Although roads were poor and travel was difficult they were essential to life in Bucks County and their care was a vital concern of local government organizations.  Petitions for the organization of townships invariably stated the necessity of maintaining passable roads as a principal motive for erecting a local government.  Farmers taking their grain to the mill for grinding or carrying their produce to market in Philadelphia, worshippers going to their church or meetinghouse for services, and the elected representatives of the county traveling to Philadelphia for meetings of the Provincial Assembly, all required that the roads of the county be conveniently laid out and properly maintained.

In November 1686 the Provincial Council ordered that one of the first roads in Bucks County be laid out. The road from Philadelphia to the Falls was ordered to be laid out in the most commodious fashion. Thereafter the Council periodically issued orders for its maintenance and improvement. One such order issued in August of 1689 stated that it should be laid out as a “Cart Road” suitable for wagons.

Known later as the Bristol Pike or U.S. route 13 the road followed a former Indian path that ran parallel to the Delaware River from the site of Philadelphia passing through Bristol to just below the Falls of the Delaware at Morrisville where it crossed the river and continued across New Jersey.  Another branch of the road crossed the river at Bristol, passed through Burlington and continued along the river on the New Jersey side to Elizabethtown.

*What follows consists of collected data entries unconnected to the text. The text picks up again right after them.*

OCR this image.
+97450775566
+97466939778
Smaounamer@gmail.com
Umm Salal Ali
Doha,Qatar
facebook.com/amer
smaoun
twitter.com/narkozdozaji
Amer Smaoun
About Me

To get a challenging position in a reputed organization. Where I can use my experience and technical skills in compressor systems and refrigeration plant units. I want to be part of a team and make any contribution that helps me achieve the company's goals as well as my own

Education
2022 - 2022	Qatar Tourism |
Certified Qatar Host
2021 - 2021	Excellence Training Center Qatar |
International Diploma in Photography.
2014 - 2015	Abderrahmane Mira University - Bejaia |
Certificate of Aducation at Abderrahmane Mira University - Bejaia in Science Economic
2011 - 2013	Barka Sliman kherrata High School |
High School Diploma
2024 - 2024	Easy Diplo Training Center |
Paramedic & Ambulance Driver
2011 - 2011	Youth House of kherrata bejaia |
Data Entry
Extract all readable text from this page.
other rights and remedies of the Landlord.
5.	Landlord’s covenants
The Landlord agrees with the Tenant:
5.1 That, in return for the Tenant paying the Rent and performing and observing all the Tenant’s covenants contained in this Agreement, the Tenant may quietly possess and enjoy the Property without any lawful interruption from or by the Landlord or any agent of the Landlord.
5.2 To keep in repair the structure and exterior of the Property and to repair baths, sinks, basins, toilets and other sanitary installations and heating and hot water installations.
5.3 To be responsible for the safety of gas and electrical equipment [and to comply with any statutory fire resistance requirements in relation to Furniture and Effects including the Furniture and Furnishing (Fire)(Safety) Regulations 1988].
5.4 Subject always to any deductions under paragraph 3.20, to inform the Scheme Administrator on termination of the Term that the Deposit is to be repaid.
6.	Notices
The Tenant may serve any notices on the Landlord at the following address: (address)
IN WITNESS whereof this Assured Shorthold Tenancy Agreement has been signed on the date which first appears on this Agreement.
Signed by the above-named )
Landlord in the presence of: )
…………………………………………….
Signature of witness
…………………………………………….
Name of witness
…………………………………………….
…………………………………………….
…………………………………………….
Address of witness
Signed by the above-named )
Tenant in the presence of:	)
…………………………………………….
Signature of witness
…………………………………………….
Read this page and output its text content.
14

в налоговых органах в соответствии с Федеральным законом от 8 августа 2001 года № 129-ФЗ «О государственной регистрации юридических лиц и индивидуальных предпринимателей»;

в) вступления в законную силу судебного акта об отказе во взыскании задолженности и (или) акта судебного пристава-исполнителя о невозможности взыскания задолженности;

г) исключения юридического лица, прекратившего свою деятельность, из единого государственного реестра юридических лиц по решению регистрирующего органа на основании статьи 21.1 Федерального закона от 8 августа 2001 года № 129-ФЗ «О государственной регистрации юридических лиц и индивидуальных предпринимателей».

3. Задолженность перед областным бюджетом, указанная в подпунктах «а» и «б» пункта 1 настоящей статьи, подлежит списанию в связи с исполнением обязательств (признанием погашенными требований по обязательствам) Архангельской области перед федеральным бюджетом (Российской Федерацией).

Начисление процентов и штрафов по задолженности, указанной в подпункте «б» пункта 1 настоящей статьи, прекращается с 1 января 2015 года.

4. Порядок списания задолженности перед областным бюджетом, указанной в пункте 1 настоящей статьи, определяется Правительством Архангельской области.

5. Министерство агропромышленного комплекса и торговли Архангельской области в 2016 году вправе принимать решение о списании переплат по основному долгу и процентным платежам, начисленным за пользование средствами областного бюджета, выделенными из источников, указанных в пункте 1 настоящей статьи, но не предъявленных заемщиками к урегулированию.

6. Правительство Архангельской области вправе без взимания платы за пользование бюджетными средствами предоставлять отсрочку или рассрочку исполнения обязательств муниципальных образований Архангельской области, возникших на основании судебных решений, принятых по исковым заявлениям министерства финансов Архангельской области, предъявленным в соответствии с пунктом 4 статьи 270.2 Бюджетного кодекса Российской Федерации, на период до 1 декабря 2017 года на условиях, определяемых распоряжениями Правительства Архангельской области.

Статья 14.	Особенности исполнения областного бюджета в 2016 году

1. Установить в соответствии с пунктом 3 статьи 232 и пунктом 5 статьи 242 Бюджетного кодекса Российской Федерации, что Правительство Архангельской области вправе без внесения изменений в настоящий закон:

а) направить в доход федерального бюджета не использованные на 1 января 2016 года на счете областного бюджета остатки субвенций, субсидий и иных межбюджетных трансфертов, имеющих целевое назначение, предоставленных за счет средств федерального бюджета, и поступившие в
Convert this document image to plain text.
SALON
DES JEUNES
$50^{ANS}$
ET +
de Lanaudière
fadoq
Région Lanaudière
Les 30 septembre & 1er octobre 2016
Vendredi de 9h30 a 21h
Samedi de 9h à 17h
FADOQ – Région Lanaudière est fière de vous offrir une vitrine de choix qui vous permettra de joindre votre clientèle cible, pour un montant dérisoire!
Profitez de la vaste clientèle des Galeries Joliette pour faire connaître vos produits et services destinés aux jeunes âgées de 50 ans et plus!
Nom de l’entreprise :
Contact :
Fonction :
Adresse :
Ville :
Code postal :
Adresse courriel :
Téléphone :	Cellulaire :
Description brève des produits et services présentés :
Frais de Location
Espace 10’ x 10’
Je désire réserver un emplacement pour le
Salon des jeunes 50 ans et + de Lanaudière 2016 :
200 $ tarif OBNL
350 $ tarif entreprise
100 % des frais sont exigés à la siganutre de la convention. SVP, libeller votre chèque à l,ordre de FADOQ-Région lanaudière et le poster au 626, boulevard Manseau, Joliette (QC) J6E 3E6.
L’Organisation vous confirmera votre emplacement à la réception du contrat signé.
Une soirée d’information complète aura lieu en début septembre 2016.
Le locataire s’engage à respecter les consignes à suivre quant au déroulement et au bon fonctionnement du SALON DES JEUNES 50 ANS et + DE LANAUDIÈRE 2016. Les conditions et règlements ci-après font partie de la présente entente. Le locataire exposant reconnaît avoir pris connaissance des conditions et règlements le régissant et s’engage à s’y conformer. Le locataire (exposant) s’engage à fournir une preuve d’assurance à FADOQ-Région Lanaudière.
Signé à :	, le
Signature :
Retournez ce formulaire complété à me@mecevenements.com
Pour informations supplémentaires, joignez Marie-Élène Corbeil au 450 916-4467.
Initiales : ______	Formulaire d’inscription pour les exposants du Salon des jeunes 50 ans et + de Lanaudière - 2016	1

In addition to the Bristol Pike, another “King’s Road” from the Falls to Southampton crossed the county by a more northerly route.  Beginning at the Falls Ferry, it crossed through Falls Township to the village of Fallsington, where it passed by the Falls Meeting House, and continued through Oxford Valley and Langhorne crossed the Neshaminy Creek to Feasterville.

This road is mentioned in the deed for the Falls Meeting House in 1690.  In September 1691 the county grand jury presented the necessity to clear the road from the Falls to Southampton and to repair the bridges on it. On August 29, 1693, the Provincial Council ordered that a road be laid out to continue this route from Southampton to Philadelphia.